Weiss instructed high net worth Business Bank of Nevada clients what changes to make in their portfolios during a May 1 luncheon at the Panevino restaurant on Via Anthony Avenue. Beverly Hills, Calif.-based City National Bank recently acquired Business Bank and is planning further expansion into the Las Vegas Valley.
Weiss explained that the U.S. economy fluctuates in 10- to 12-year cycles.
The last economic dip took place in 2001, followed by an upswing. But the economy is on its way into another valley, and investors should prepare.
Growth in real gross domestic product will dip to 2 percent this year, down from more than 3 percent in 2006.
"Where are we now? Past the peak and on the down slope," Wiess said. "Whatever has just done well over an economic recovery are not the same things that do well on a down slope."
Although he stressed that economists were not predicting recession in 2007, he said the financial outlook for 2008 is still unclear.
And although the stock market is currently doing well, he said defensive stocks that do well in recession, like utilities and basic materials, are performing. Technology and financial stocks are currently performing poorly, he said.
"It's actually forecasting a slowdown. It's confirming what we already know," Weiss said. "But it doesn't matter from an investment standpoint."
Therefore 2007 will be all about reining in risk.
Weiss advised investors to put their money in safe asset classes, although never cash, which consistently underperforms a well-rounded, diversified portfolio.
A diversified portfolio, he said, always performs well, although not phenomenally well or phenomenally badly, during recession or growth periods.
Move money to large cap stocks. Although small cap stocks outperformed large caps in the first quarter of 2006, large caps did better for the next three quarters and will continue to do so in 2007.

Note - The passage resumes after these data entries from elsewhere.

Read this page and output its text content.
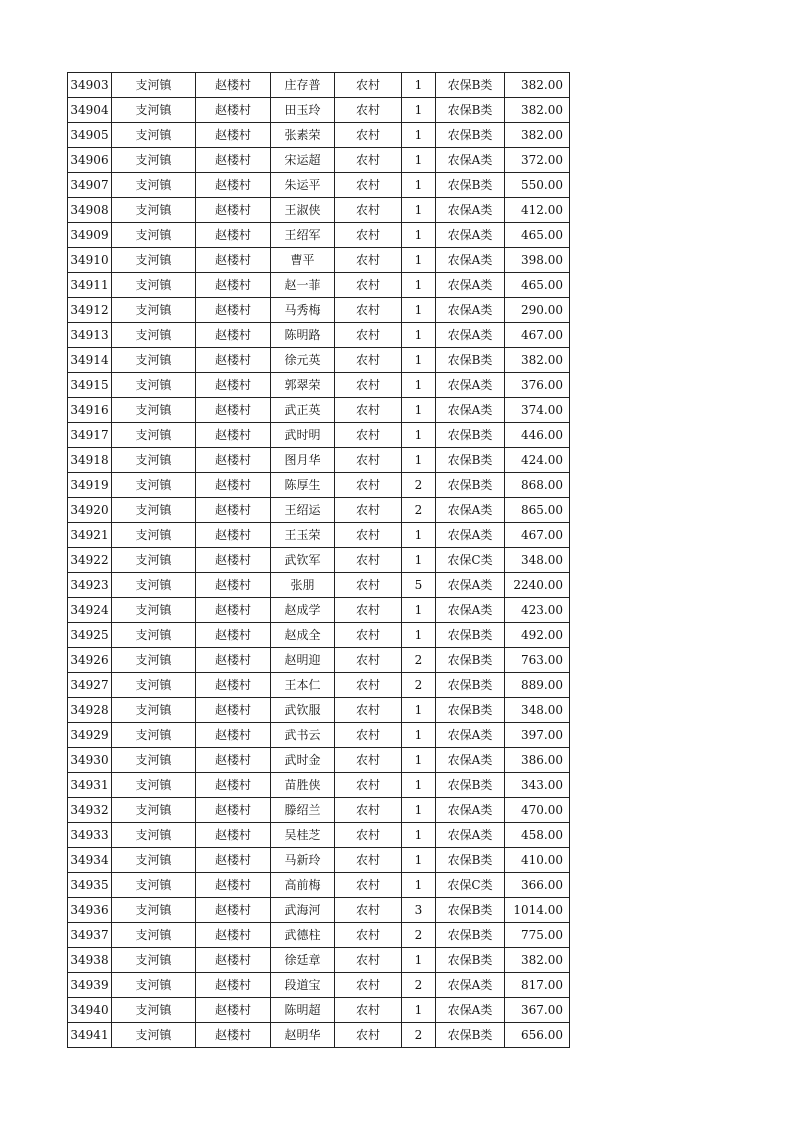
34903	支河镇	赵楼村	庄存普	农村	1	农保B类	382.00
34904	支河镇	赵楼村	田玉玲	农村	1	农保B类	382.00
34905	支河镇	赵楼村	张素荣	农村	1	农保B类	382.00
34906	支河镇	赵楼村	宋运超	农村	1	农保A类	372.00
34907	支河镇	赵楼村	朱运平	农村	1	农保B类	550.00
34908	支河镇	赵楼村	王淑侠	农村	1	农保A类	412.00
34909	支河镇	赵楼村	王绍军	农村	1	农保A类	465.00
34910	支河镇	赵楼村	曹平	农村	1	农保A类	398.00
34911	支河镇	赵楼村	赵一菲	农村	1	农保A类	465.00
34912	支河镇	赵楼村	马秀梅	农村	1	农保A类	290.00
34913	支河镇	赵楼村	陈明路	农村	1	农保A类	467.00
34914	支河镇	赵楼村	徐元英	农村	1	农保B类	382.00
34915	支河镇	赵楼村	郭翠荣	农村	1	农保A类	376.00
34916	支河镇	赵楼村	武正英	农村	1	农保A类	374.00
34917	支河镇	赵楼村	武时明	农村	1	农保B类	446.00
34918	支河镇	赵楼村	图月华	农村	1	农保B类	424.00
34919	支河镇	赵楼村	陈厚生	农村	2	农保B类	868.00
34920	支河镇	赵楼村	王绍运	农村	2	农保A类	865.00
34921	支河镇	赵楼村	王玉荣	农村	1	农保A类	467.00
34922	支河镇	赵楼村	武钦军	农村	1	农保C类	348.00
34923	支河镇	赵楼村	张朋	农村	5	农保A类	2240.00
34924	支河镇	赵楼村	赵成学	农村	1	农保A类	423.00
34925	支河镇	赵楼村	赵成全	农村	1	农保B类	492.00
34926	支河镇	赵楼村	赵明迎	农村	2	农保B类	763.00
34927	支河镇	赵楼村	王本仁	农村	2	农保B类	889.00
34928	支河镇	赵楼村	武钦服	农村	1	农保B类	348.00
34929	支河镇	赵楼村	武书云	农村	1	农保A类	397.00
34930	支河镇	赵楼村	武时金	农村	1	农保A类	386.00
34931	支河镇	赵楼村	苗胜侠	农村	1	农保B类	343.00
34932	支河镇	赵楼村	滕绍兰	农村	1	农保A类	470.00
34933	支河镇	赵楼村	吴桂芝	农村	1	农保A类	458.00
34934	支河镇	赵楼村	马新玲	农村	1	农保B类	410.00
34935	支河镇	赵楼村	高前梅	农村	1	农保C类	366.00
34936	支河镇	赵楼村	武海河	农村	3	农保B类	1014.00
34937	支河镇	赵楼村	武德柱	农村	2	农保B类	775.00
34938	支河镇	赵楼村	徐廷章	农村	1	农保B类	382.00
34939	支河镇	赵楼村	段道宝	农村	2	农保A类	817.00
34940	支河镇	赵楼村	陈明超	农村	1	农保A类	367.00
34941	支河镇	赵楼村	赵明华	农村	2	农保B类	656.00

Weiss also said the much-touted, developing "BRIC" countries - Brazil, Russia, India and China - are no longer good investment bets.
"When they give it an acronym, get the hell out," he quipped. "When it's on the cover of Newsweek and morons like my brother read it, get out."
He also advised against investing in lower rated credit.
"Now is not the time to take on credit risk," he said, referring to bonds with lower investment grades. Currently those bonds are not paying high enough returns to make the risky investment worth it, he said.
But most importantly, diversify.
"Now is always the most difficult time to invest," Weiss said.